Корабль срывает упряжь и вздергивает шею,
Беснуясь, топчет волны, таранит грудью ветер,
То в пенистой на миг потонет круговерти,
То вновь его крыла под облаками реют.

И вот воображенье свой парус поднимает,
Летит мой дух над бездной, как мачта, мощным лётом,
Вплетен невольный возглас в ткань бури, словно нить,

На палубу упав, я руки простираю,
И мнится – мой порыв ладье прибавил ходу...
Легко мне! Любо! Знаю, что значит – птицей быть.

 
 



ГРОБНИЦА ПОТОЦКОЙ


В стране весны, среди роскошных садов, ты увяла, юная роза! Ибо мгновения протекшего, улетая от тебя, как золотые мотыльки, заронили в глубину сердца червь воспоминаний.
Там, на севере, в Польше, сияют сборища звезд; почему же по той стезе сияет их столько? Не твой ли взор, исполненный огня, пред тем, как угаснуть в могиле, беспрерывно туда обращенный, зажег эти ясные следы?
Полячка! И я дни свои отживу в скорби уединенной. Пусть здесь приязненная рука бросит мне горсть земли. Путники, часто беседуя при твоем гробе, пробудят тогда и для меня звуки языка родного, и вещий, замысля о тебе одинокую песню, заметит близкую могилу и песню заведет и про меня.

 

VIII. ГРОБНИЦА ПОТОЦКОЙ

В крае вечной весны, средь роскошного сада
Ты увяла, о роза! ибо легкая стая
Златокрылых секунд, от тебя улетая,
Заронила в глубь сердца червоточину яда.

Там, на севере, к Польше, звезд не гаснет плеяда.
Отчего в стороне той их столько блистает?
Может, эти следы взгляд твой ясный оставил
Перед тем, как угаснуть от смертного хлада?

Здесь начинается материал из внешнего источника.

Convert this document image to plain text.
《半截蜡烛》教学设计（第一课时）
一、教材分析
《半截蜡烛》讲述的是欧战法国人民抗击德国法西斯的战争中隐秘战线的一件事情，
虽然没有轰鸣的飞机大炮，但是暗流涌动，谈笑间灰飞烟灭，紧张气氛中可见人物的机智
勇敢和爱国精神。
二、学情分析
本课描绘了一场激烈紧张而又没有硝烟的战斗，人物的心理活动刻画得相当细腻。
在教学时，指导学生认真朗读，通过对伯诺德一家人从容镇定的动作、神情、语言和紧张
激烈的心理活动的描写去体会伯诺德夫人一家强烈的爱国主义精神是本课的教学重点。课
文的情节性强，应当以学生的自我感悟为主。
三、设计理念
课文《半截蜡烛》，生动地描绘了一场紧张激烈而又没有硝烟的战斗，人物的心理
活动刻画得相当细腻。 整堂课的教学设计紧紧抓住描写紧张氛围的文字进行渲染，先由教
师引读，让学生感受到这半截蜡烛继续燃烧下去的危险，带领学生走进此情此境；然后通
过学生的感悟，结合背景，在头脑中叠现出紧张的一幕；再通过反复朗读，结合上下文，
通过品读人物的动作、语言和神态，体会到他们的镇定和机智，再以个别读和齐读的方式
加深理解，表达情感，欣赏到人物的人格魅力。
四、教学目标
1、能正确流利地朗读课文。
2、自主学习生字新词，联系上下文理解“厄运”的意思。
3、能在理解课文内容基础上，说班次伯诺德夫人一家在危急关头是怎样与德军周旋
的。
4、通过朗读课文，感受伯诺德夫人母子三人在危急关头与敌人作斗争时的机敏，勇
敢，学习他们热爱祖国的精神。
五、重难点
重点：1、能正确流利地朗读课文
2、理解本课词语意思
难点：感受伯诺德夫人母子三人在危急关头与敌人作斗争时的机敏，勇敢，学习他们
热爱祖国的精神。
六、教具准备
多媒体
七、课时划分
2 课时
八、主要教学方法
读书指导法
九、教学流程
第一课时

Как и ты, я умру одиноким, полячка!
Пусть друзья меня рядом с тобой похоронят.
Здесь прохожие будут встречаться, и значит,

Кто-нибудь из них польское слово проронит,
Что услышу я: смерть твою песня оплачет,
Но певца, может быть, и судьба моя тронет.

 
 



МОГИЛЫ ГАРЕМА
МИРЗА К ПИЛИГРИМУ


Здесь из виноградника любви взяты были на стол Аллы недозрелые кисти; здесь с моря утех и счастия смерть преждевременно похитила перлы восточные и сложила их в мрачное лоно гробницы, раковины вечности.
Скрыла их завеса забвения и времени; над ними, посреди сада, блещет хладная чалма, как бунчук войска теней, и едва сохранились под нею имена, вырезанные рукою гяура.
О вы, розы эдемские! У источника непорочности отцвели дни ваши под листами застенчивости, навеки утаенные от ока неверного.
Ныне гробницы ваши оскорбляет воззрение иноземца. Позволяю, прости, о великий пророк! Он один из иноземцев смотрел на них со слезами.

 

IХ. МОГИЛЫ ГАРЕМА
Мирза – пилигриму

Разорен виноградник любви! его грозди
Стол Аллаха украсили; жемчуг Востока
Взят из моря утех и упрятан до срока
В лоно раковин мрачных – гробов на погосте.

Вы, забвенье и время, покров свой отбросьте!
Под чалмой беломраморной, в сумраке сада
Спят надгробья, и еле заметны для взгляда
Имена, что цвели и сияли, как звезды.

О эдемские розы! у чистых потоков
Отцвели вы, стыдливо прикрывшись листами,
Затаенные от чужеземного ока.

А сейчас иноверец склонился над вами...
“Пощади его, - я умоляю пророка,-
Он один из неверных смотрел со слезами”.

 
 



БАЙДАРЫ


Пускаю на ветер коня и не щажу ударов: леса, долины, скалы, то порознь, то вместе, уплывают из-под ног моих, теряются, как волны потока; хочу обезуметь, упиться вихрем явлений.
А когда огненный конь не слушает велений, когда мир утрачивает краски свои под саваном мрака, тогда в моем разгоревшемся оке, как в разбитом зеркале, мелькают привидения лесов, долин и скал.
Спит земля, я не сплю, кидаюсь в лоно морское; черный, вздутый вал с шумом стремится к берегу: склоняюсь к нему челом, протягиваю руки.
Треснул над головою вал, хаос меня окружает, жду, пока мысль, как челн, вращаемый водоворотом, закружится и на мгновение потонет в забвении.

 

Х. БАЙДАРЫ

Горячу коня, резвей подо мной он пляшет.
Горы, пропасти, леса, гребни скал крутые
Мчат стремглав навстречу мне, как валы морские:
Пью просторов горький хмель, бешенство пейзажей.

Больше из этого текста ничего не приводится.